GAOKAO-Eval: Does high scores truly reflect strong capabilities in LLMs?
- URL: http://arxiv.org/abs/2412.10056v1
- Date: Fri, 13 Dec 2024 11:38:10 GMT
- Title: GAOKAO-Eval: Does high scores truly reflect strong capabilities in LLMs?
- Authors: Zhikai Lei, Tianyi Liang, Hanglei Hu, Jin Zhang, Yunhua Zhou, Yunfan Shao, Linyang Li, Chenchui Li, Changbo Wang, Hang Yan, Qipeng Guo,
- Abstract summary: Large Language Models (LLMs) are commonly evaluated using human-crafted benchmarks.
GAOKAO-Eval reveals that high scores still fail to truly reflect human-aligned capabilities.

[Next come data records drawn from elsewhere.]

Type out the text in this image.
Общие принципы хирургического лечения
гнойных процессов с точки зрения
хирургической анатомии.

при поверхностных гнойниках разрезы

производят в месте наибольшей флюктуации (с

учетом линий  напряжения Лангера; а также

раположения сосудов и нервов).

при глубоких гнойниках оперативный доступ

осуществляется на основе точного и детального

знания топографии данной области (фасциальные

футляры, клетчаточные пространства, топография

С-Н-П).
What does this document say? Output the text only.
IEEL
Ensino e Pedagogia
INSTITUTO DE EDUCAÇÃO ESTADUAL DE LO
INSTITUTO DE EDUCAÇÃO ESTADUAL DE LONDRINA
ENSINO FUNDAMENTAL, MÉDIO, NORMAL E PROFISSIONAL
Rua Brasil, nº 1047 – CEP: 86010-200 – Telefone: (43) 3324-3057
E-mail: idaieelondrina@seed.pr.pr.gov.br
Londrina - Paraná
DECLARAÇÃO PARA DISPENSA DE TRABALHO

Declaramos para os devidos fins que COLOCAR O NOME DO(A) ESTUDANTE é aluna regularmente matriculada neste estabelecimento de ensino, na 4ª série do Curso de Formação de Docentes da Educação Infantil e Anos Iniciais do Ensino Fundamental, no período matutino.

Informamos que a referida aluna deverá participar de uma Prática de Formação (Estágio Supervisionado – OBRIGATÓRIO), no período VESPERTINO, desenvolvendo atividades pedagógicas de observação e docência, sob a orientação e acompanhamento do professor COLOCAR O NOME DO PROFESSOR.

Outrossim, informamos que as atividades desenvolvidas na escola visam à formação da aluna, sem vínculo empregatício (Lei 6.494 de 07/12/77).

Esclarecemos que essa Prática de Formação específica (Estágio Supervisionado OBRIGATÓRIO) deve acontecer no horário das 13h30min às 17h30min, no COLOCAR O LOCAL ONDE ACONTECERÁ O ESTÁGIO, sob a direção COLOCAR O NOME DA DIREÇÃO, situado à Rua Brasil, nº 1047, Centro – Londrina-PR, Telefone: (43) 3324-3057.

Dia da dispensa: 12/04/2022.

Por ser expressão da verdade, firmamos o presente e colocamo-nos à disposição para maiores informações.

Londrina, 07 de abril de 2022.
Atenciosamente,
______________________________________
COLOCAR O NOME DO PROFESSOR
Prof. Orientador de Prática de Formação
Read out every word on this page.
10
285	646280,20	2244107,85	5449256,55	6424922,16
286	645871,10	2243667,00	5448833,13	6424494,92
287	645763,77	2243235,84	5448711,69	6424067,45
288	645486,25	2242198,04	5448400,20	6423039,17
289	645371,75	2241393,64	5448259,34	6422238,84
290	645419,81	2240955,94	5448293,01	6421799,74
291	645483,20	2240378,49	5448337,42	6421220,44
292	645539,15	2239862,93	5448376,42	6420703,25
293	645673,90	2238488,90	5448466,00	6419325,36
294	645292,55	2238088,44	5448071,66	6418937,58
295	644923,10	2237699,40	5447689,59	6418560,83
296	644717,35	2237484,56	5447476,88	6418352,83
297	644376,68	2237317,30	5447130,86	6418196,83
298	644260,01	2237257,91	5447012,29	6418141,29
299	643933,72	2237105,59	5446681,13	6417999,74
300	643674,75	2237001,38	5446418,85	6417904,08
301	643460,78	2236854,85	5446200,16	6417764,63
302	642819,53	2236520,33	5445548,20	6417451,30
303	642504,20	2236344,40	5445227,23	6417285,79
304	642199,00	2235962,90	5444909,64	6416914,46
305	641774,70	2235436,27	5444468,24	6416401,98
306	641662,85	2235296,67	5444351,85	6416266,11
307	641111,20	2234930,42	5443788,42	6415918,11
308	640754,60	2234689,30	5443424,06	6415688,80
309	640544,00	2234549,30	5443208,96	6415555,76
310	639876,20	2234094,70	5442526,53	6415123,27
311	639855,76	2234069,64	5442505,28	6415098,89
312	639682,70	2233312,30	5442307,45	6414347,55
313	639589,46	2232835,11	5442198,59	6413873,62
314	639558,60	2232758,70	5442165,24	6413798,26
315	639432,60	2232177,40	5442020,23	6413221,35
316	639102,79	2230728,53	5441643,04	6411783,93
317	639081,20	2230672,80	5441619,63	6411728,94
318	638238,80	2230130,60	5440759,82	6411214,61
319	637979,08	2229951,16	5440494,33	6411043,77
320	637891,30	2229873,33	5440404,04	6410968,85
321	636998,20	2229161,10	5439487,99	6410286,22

- Score: 32.972545797220924
- License:
- Abstract: Large Language Models (LLMs) are commonly evaluated using human-crafted benchmarks, under the premise that higher scores implicitly reflect stronger human-like performance. However, there is growing concern that LLMs may ``game" these benchmarks due to data leakage, achieving high scores while struggling with tasks simple for humans. To substantively address the problem, we create GAOKAO-Eval, a comprehensive benchmark based on China's National College Entrance Examination (Gaokao), and conduct ``closed-book" evaluations for representative models released prior to Gaokao. Contrary to prevailing consensus, even after addressing data leakage and comprehensiveness, GAOKAO-Eval reveals that high scores still fail to truly reflect human-aligned capabilities. To better understand this mismatch, We introduce the Rasch model from cognitive psychology to analyze LLM scoring patterns and identify two key discrepancies: 1) anomalous consistent performance across various question difficulties, and 2) high variance in performance on questions of similar difficulty. In addition, We identified inconsistent grading of LLM-generated answers among teachers and recurring mistake patterns. we find that the phenomenons are well-grounded in the motivations behind OpenAI o1, and o1's reasoning-as-difficulties can mitigate the mismatch. These results show that GAOKAO-Eval can reveal limitations in LLM capabilities not captured by current benchmarks and highlight the need for more LLM-aligned difficulty analysis.